Once again, the issue of CEO compensation is in the headlines. I wrote a piece on this topic here a few months ago. My feelings and thoughts have not changed. However, they have gotten a little more nuanced.
Rather than rewrite what you can read by following the link in the first paragraph, let me address a few aspects of the public outcry over this topic.
First, I do not think it is an appropriate matter for any type of legislative or governmental interference. These are publicly-held companies, with boards of directors and bylaws governing their behavior. The companies in question have stock listed on exchanges where a shareholder may easily dispose of his stake in the firm, if he dislikes the way the firm is managed or directed.
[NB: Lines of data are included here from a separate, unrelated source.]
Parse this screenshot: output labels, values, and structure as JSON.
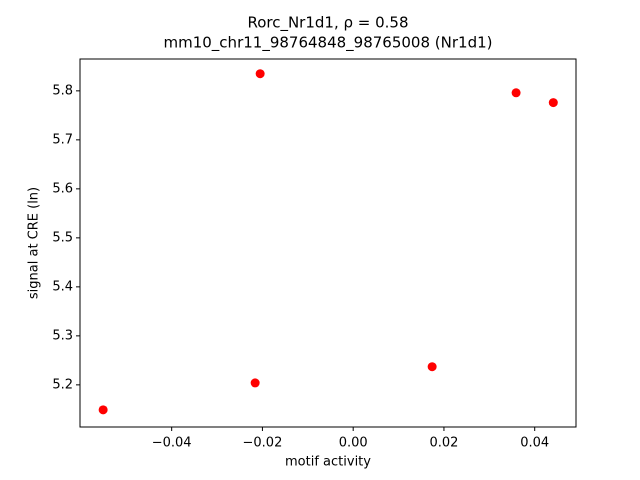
{
  "chart_data": {
    "type": "scatter",
    "title": "Rorc_Nr1d1, ρ = 0.58",
    "subtitle": "mm10_chr11_98764848_98765008 (Nr1d1)",
    "x_label": "motif activity",
    "y_label": "signal at CRE (ln)",
    "color": "#ff0000",
    "x": [
      -0.0551,
      -0.0205,
      -0.0216,
      0.0174,
      0.0359,
      0.0441
    ],
    "values": [
      5.149,
      5.835,
      5.204,
      5.237,
      5.796,
      5.776
    ],
    "xlim": [
      -0.0602,
      0.0491
    ],
    "ylim": [
      5.114,
      5.865
    ],
    "xticks": [
      {
        "value": -0.04,
        "label": "−0.04"
      },
      {
        "value": -0.02,
        "label": "−0.02"
      },
      {
        "value": 0,
        "label": "0.00"
      },
      {
        "value": 0.02,
        "label": "0.02"
      },
      {
        "value": 0.04,
        "label": "0.04"
      }
    ],
    "yticks": [
      5.2,
      5.3,
      5.4,
      5.5,
      5.6,
      5.7,
      5.8
    ],
    "grid": false
  }
}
Second, I think this issues is moot for any firm whose total return performance has consistently exceeded or is exceeding the S&P500 index return for a period of five years. When a CEO delivers the goods, who cares how much he was paid? This type of performance is so rare that, if a CEO actually enriches his shareholders, continually, at an above-market rate, those shareholders should be thrilled to pay that CEO very handsomely.
Third, the "issue," as it exists, exists only for those companies whose total returns are either consistently below the index for 5 years or so, or inconsistenly not much different than the index. Simply put, why should anyone pay excessive amounts of compensation for the right to hold a single stock, with its attendant concentration risk, and earn no more than the market return?
But, even here, the culprits are not the CEO. No, the culprits are the board members- particularly the compensation committe members. These snoozing guardians of the corporate treasuries abet the "excessive CEO compensation crisis" by failing to set realistic and appropriate corporate total return requirements for the CEO to achieve in order to enrich himself. For more details, see my post on Jeff Immelt, the overpaid, underperforming CEO of GE.
Realistically, pragmatically, what is the average shareholder to do? Or even, for that matter, the average institutional fund manager to do? As I wrote on a related topic recently, it baffles me why any investor honestly thinks s/he can affect the behavior of a large corporation in which s/he owns shares. Or why s/he should even try. Does it not make more sense to simply sell shares of a poorly-run company, and buy shares of one whose performance, or prospective performance, you prefer?
Thus, my "final" answer is, I think the spotlight being shone on these overpaid loser CEOs is great. The Wall Street Journal's "CEO Compensation" section in yesterday's issue is about as good as it gets. Provide sunshine, full information, and let shareholders make their choice with their investment dollars.
After all, we want free, liquid, fully-informed markets and investors, right? Why should anyone be doing anything but applying the "disinfectant" of fully-disclosed performance and compensation information for the benefit of investors?
Followed to its logical conclusion, I suppose, in a perfect world, a company like, say, GE, which consistently overpays its CEO for poor performance, would see investors head for the exits, and its stock price and total return plunge. Then, ideally, that CEO would be dismissed, a la my prior post guidelines. And if the new CEO got things back on track, s/he would be amply rewarded, and investors would return to hold a consistently-superior performing stock.
So I stand by my earlier recommendations: handsomely reward performers, and fire the already-wealthy underperformers. Pay all the CEOs with less cash and more stock. Make them wealthy by leading a company to consistently-superior total return performance, and nothing less.